Endowing a dialogue system with particular personality traits is essential to deliver more human-like conversations. However, due to the challenge of embodying personality via language expression and the lack of large-scale persona-labeled dialogue data, this research problem is still far from well-studied. In this paper, we investigate the problem of incorporating explicit personality traits in dialogue generation to deliver personalized dialogues. To this end, firstly, we construct PersonalDialog, a large-scale multi-turn dialogue dataset containing various traits from a large number of speakers. The dataset consists of 20.83M sessions and 56.25M utterances from 8.47M speakers. Each utterance is associated with a speaker who is marked with traits like Age, Gender, Location, Interest Tags, etc. Several anonymization schemes are designed to protect the privacy of each speaker.
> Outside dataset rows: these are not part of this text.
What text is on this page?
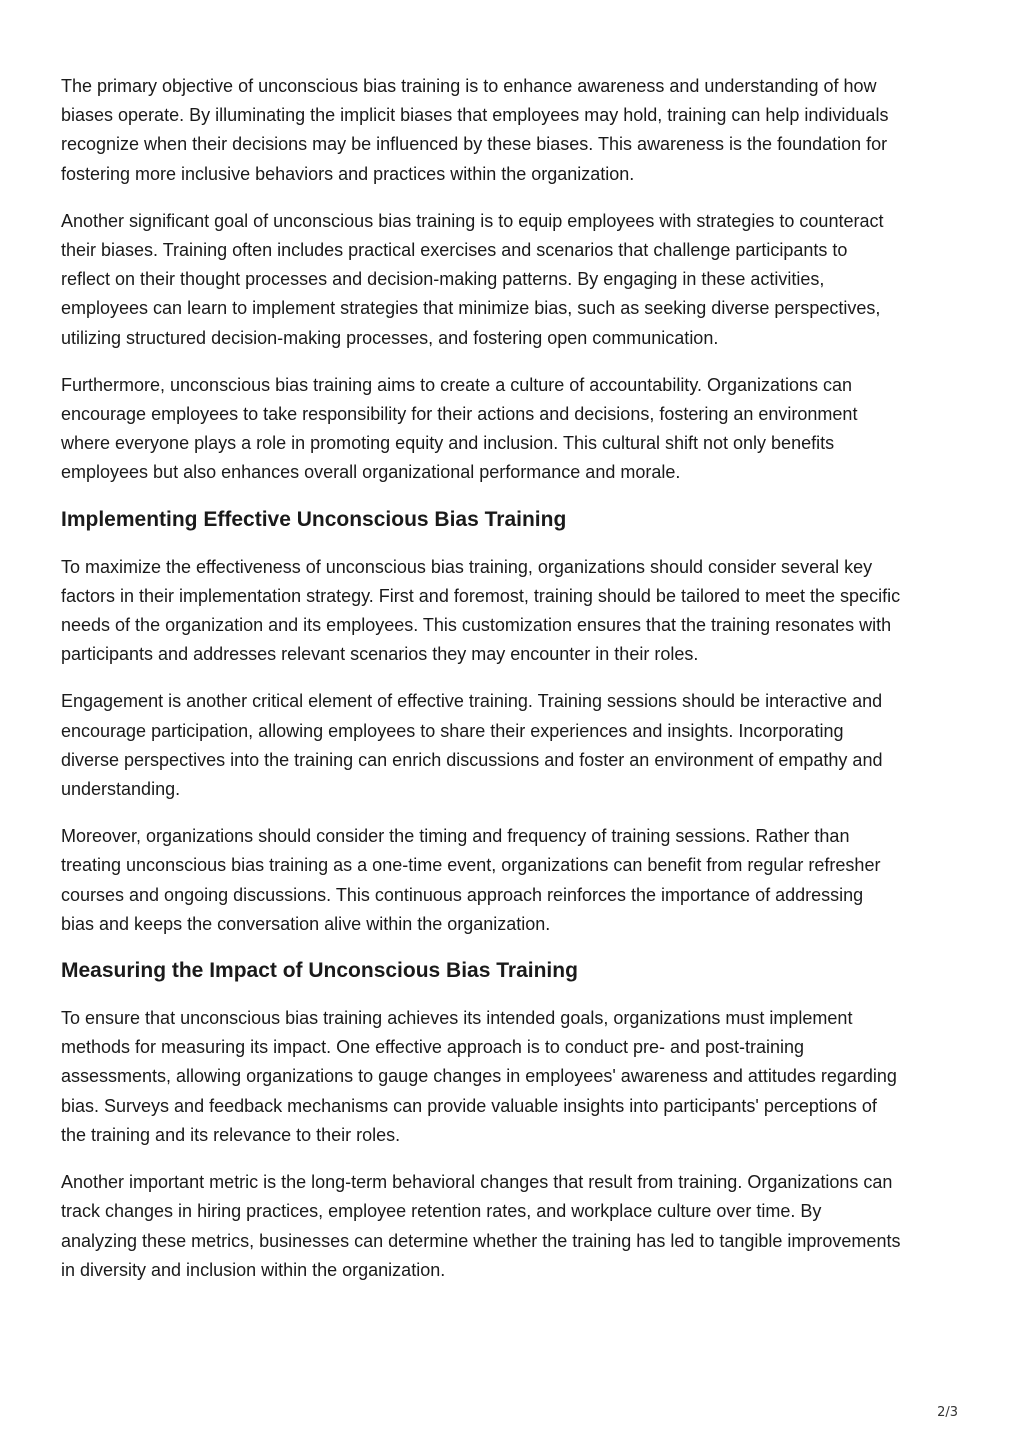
The primary objective of unconscious bias training is to enhance awareness and understanding of how
biases operate. By illuminating the implicit biases that employees may hold, training can help individuals
recognize when their decisions may be influenced by these biases. This awareness is the foundation for
fostering more inclusive behaviors and practices within the organization.

Another significant goal of unconscious bias training is to equip employees with strategies to counteract
their biases. Training often includes practical exercises and scenarios that challenge participants to
reflect on their thought processes and decision-making patterns. By engaging in these activities,
employees can learn to implement strategies that minimize bias, such as seeking diverse perspectives,
utilizing structured decision-making processes, and fostering open communication.

Furthermore, unconscious bias training aims to create a culture of accountability. Organizations can
encourage employees to take responsibility for their actions and decisions, fostering an environment
where everyone plays a role in promoting equity and inclusion. This cultural shift not only benefits
employees but also enhances overall organizational performance and morale.

Implementing Effective Unconscious Bias Training

To maximize the effectiveness of unconscious bias training, organizations should consider several key
factors in their implementation strategy. First and foremost, training should be tailored to meet the specific
needs of the organization and its employees. This customization ensures that the training resonates with
participants and addresses relevant scenarios they may encounter in their roles.

Engagement is another critical element of effective training. Training sessions should be interactive and
encourage participation, allowing employees to share their experiences and insights. Incorporating
diverse perspectives into the training can enrich discussions and foster an environment of empathy and
understanding.

Moreover, organizations should consider the timing and frequency of training sessions. Rather than
treating unconscious bias training as a one-time event, organizations can benefit from regular refresher
courses and ongoing discussions. This continuous approach reinforces the importance of addressing
bias and keeps the conversation alive within the organization.

Measuring the Impact of Unconscious Bias Training

To ensure that unconscious bias training achieves its intended goals, organizations must implement
methods for measuring its impact. One effective approach is to conduct pre- and post-training
assessments, allowing organizations to gauge changes in employees' awareness and attitudes regarding
bias. Surveys and feedback mechanisms can provide valuable insights into participants' perceptions of
the training and its relevance to their roles.

Another important metric is the long-term behavioral changes that result from training. Organizations can
track changes in hiring practices, employee retention rates, and workplace culture over time. By
analyzing these metrics, businesses can determine whether the training has led to tangible improvements
in diversity and inclusion within the organization.

2/3
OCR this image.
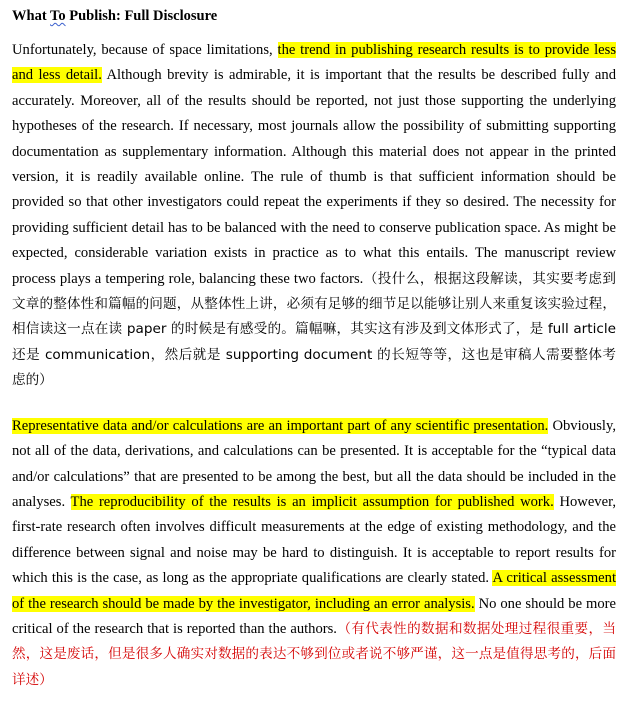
What To Publish: Full Disclosure

Unfortunately, because of space limitations, the trend in publishing research results is to provide less and less detail. Although brevity is admirable, it is important that the results be described fully and accurately. Moreover, all of the results should be reported, not just those supporting the underlying hypotheses of the research. If necessary, most journals allow the possibility of submitting supporting documentation as supplementary information. Although this material does not appear in the printed version, it is readily available online. The rule of thumb is that sufficient information should be provided so that other investigators could repeat the experiments if they so desired. The necessity for providing sufficient detail has to be balanced with the need to conserve publication space. As might be expected, considerable variation exists in practice as to what this entails. The manuscript review process plays a tempering role, balancing these two factors.（投什么，根据这段解读，其实要考虑到文章的整体性和篇幅的问题，从整体性上讲，必须有足够的细节足以能够让别人来重复该实验过程，相信读这一点在读 paper 的时候是有感受的。篇幅嘛，其实这有涉及到文体形式了，是 full article 还是 communication，然后就是 supporting document 的长短等等，这也是审稿人需要整体考虑的）

Representative data and/or calculations are an important part of any scientific presentation. Obviously, not all of the data, derivations, and calculations can be presented. It is acceptable for the “typical data and/or calculations” that are presented to be among the best, but all the data should be included in the analyses. The reproducibility of the results is an implicit assumption for published work. However, first-rate research often involves difficult measurements at the edge of existing methodology, and the difference between signal and noise may be hard to distinguish. It is acceptable to report results for which this is the case, as long as the appropriate qualifications are clearly stated. A critical assessment of the research should be made by the investigator, including an error analysis. No one should be more critical of the research that is reported than the authors.（有代表性的数据和数据处理过程很重要，当然，这是废话，但是很多人确实对数据的表达不够到位或者说不够严谨，这一点是值得思考的，后面详述）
This large-scale dataset will facilitate not only the study of personalized dialogue generation, but also other researches on sociolinguistics or social science. Secondly, to study how personality traits can be captured and addressed in dialogue generation, we propose persona-aware dialogue generation models within the sequence to sequence learning framework. Explicit personality traits (structured by key-value pairs) are embedded using a trait fusion module. During the decoding process, two techniques, namely persona-aware attention and persona-aware bias, are devised to capture and address trait-related information. Experiments demonstrate that our model is able to address proper traits in different contexts. Case studies also show interesting results for this challenging research problem.

Paper Structure

This paper contains 36 sections, 8 equations, 5 figures, 8 tables.

Figures (5)

  • Figure 1: An example dialogue session (translated) in our dataset. Several personality traits are given for each speaker. Words in response are in the same color with the corresponding traits.
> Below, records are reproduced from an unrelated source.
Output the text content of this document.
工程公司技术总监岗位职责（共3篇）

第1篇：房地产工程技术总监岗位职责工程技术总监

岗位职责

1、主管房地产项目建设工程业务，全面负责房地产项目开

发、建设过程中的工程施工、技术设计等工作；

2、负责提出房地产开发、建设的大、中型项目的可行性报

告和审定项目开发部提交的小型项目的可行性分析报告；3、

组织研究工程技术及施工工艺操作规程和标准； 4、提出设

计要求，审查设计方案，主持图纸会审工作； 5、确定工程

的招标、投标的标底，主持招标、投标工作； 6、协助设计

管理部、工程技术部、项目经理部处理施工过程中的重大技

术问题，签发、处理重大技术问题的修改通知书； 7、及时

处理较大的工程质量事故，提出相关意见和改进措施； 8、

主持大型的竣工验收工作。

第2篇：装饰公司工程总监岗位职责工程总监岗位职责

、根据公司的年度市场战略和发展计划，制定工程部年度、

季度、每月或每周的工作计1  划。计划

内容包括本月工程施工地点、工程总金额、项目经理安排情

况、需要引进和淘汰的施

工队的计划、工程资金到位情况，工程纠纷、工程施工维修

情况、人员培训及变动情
  • Figure 2: Overview of personalized dialogue generation model. To obtain the persona representation $\boldsymbol{v}_p$, different traits are integrated by the personality trait fusion component. $\boldsymbol{v}_p$ is then used to generate persona-aware attention weights for computing the context vector, or to produce a persona-aware bias for computing the generation distribution.
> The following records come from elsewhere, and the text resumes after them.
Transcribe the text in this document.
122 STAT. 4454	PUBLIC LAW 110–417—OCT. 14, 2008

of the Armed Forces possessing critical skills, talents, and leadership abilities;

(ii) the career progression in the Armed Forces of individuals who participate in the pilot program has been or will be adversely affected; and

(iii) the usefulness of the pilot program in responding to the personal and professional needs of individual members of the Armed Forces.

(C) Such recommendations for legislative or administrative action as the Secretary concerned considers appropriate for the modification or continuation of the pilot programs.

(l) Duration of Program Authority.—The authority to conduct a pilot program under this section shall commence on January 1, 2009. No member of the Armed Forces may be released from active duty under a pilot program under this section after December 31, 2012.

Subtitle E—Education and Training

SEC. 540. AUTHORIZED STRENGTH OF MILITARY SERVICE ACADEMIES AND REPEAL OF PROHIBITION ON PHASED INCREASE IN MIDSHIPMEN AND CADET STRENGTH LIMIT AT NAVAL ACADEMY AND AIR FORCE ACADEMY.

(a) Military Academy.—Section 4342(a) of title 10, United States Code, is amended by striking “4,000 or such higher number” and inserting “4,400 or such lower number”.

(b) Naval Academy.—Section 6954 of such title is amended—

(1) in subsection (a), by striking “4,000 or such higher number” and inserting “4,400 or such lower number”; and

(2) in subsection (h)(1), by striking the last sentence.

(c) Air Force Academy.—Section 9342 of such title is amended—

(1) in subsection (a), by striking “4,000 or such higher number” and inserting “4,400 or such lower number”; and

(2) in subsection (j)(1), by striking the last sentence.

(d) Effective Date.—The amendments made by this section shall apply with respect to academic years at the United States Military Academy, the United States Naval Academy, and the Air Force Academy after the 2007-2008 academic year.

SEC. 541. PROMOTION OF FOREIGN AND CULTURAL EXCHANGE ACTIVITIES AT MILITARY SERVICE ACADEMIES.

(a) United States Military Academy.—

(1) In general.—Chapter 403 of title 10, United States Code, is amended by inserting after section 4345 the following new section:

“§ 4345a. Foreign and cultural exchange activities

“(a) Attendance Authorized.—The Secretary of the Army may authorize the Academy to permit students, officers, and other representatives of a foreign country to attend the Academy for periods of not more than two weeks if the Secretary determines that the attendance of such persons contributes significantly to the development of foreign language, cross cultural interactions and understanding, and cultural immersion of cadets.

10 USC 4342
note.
  • Figure 3: Statistics of personality traits. (a) Distributions of Age and Gender traits. The red and blue bars correspond to female and male speakers, respectively; (b) Distributions of top 21 frequent Locations (provinces); (c) Word cloud visualization of top 250 frequent Interest Tags (translated). The top 10 frequent tags are "Travel", "Food", "Entertainment", "Funny-humor", "Celebrity", "Music", "Fashion", "Literature", "Video-music" and "Post-90s".
  • Figure 4: Distribution of the activeness level of collected Weibo users.
  • Figure 5: Visualization of trait attention scores for our model (Att. + PAB). The generated response is "来吧来吧,我还在等你" (Come on come on, I am still waiting for you (in Yunnan)). "云南"("Yunnan") is a province in China.